Aspect ratio measures the ratio of the bounding boxes width to its height. Ratios close to 1 (\(10^0\)) mean near-square bounding boxes, ratios less than 1 correspond to boxes whose height is larger than width, and ratios larger than 1 correspond to boxes with height less than width. Overall the distribution of aspect ratios looks quite normal, and most boxes are either square or close to it.

Code

sns.histplot(all_ships.aspect_ratio, log_scale=True, kde=True).set_title('Aspect ratio')
plt.show()

Figure 8: Histogram for the aspect ratio of bounding boxes.

Training and validation data generation

geo2ml package provides utilities for converting geospatial data to formats accepted by different deep learning frameworks. In this work, YOLOv8 is used as the detection model, so the data must be converted to YOLO format.
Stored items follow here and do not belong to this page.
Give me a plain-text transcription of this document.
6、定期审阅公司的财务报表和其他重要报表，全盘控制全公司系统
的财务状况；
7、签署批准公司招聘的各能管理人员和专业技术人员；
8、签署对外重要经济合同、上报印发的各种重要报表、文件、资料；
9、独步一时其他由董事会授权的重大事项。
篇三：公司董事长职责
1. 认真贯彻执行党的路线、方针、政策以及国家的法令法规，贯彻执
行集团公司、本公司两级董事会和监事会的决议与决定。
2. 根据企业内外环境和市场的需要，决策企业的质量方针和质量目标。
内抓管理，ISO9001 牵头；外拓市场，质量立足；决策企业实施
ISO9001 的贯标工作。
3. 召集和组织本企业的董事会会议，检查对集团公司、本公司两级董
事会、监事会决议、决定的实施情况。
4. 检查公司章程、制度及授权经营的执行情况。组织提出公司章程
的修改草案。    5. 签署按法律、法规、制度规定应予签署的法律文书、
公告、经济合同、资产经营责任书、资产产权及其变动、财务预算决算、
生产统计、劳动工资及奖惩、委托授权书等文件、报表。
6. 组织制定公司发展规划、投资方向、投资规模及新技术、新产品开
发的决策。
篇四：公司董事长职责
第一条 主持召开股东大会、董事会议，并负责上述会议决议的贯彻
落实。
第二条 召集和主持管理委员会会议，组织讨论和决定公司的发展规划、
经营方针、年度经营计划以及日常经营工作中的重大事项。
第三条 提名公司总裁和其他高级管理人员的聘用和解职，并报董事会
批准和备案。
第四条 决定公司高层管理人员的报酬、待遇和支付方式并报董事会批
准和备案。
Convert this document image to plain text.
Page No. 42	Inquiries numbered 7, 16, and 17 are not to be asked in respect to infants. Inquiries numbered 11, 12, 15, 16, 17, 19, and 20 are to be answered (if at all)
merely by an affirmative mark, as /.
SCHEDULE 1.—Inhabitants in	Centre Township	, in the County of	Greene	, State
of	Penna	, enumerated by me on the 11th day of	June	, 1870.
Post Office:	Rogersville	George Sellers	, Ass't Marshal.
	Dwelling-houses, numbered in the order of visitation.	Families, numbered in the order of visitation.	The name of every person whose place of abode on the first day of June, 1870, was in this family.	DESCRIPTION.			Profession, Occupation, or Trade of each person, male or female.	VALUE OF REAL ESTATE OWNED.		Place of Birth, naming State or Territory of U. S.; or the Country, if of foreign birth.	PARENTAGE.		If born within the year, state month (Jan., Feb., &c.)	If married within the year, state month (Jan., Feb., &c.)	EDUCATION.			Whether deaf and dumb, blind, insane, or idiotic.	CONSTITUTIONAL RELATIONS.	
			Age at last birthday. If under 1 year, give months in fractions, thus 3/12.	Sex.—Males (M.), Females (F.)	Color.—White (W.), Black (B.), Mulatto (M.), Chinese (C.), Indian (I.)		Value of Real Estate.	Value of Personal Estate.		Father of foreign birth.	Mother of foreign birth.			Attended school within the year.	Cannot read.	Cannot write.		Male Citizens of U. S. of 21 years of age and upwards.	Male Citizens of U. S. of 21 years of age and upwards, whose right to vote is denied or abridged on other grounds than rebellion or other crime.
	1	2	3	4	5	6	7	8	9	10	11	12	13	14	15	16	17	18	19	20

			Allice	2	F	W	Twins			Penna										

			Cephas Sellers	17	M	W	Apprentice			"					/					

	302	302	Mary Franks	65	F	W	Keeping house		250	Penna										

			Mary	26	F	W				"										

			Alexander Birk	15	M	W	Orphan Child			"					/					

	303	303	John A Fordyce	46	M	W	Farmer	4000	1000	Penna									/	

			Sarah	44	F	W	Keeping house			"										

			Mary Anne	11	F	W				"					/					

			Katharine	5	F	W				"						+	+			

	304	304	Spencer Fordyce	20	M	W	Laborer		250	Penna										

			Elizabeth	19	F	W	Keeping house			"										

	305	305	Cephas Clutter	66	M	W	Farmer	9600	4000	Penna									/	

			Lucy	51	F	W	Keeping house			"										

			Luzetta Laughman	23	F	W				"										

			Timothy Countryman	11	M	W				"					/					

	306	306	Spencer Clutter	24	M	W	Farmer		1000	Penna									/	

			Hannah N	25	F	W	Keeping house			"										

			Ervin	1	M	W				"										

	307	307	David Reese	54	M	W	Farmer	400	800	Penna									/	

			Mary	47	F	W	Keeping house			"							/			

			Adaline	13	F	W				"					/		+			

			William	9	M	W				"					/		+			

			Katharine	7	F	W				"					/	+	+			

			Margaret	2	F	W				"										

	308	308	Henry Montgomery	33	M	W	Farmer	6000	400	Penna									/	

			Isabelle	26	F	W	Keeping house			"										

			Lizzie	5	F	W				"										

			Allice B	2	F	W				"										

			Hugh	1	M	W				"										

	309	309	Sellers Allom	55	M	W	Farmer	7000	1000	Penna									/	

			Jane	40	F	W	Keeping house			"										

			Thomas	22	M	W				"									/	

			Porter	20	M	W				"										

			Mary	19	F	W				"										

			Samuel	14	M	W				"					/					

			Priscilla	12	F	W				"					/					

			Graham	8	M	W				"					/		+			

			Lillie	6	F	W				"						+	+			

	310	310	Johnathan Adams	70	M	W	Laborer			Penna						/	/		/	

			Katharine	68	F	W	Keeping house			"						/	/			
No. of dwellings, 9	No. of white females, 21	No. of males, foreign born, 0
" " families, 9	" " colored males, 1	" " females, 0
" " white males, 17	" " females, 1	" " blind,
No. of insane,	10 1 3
Training data is also split train and val sets spatially. We do this the following way:

Split the tile area into a 5x5 grid
Mark the data into five folds diagonally
Use the first fold as the validation data

If needed, this also makes it possible to do 5-fold CV.

Code

def make_fold_grid(poly, num_edge, crs) -> gpd.GeoDataFrame:
    xmin, ymin, xmax, ymax = poly.bounds
    dx = (xmax-xmin)//num_edge
    dy = (ymax-ymin)//num_edge
    polys = []
    folds = []
    for x, y in product(range(0, num_edge), range(0, num_edge)):
        xm = xmin+x*dx
        ym = ymin+y*dy
        polys.append(shapely.geometry.box(*(xm, ym, xm+dx, ym+dy)))
        folds.append(f'fold_{(x-y)%num_edge + 1}')
    return gpd.GeoDataFrame(data={'fold': folds, 'geometry': polys}, crs=crs)

Code

with rio.open(image_path/'34VEM/20220619.tif') as src:
    bounds = src.bounds
    crs = src.crs

Code

grid = make_fold_grid(shapely.geometry.box(*bounds), 5, crs)
grid['val'] = grid.fold.apply(lambda row: 1 if row == 'fold_1' else 0)
grid.plot(column='val', edgecolor='white')

The full data generation process can be found in scripts/make_yolo_data.py.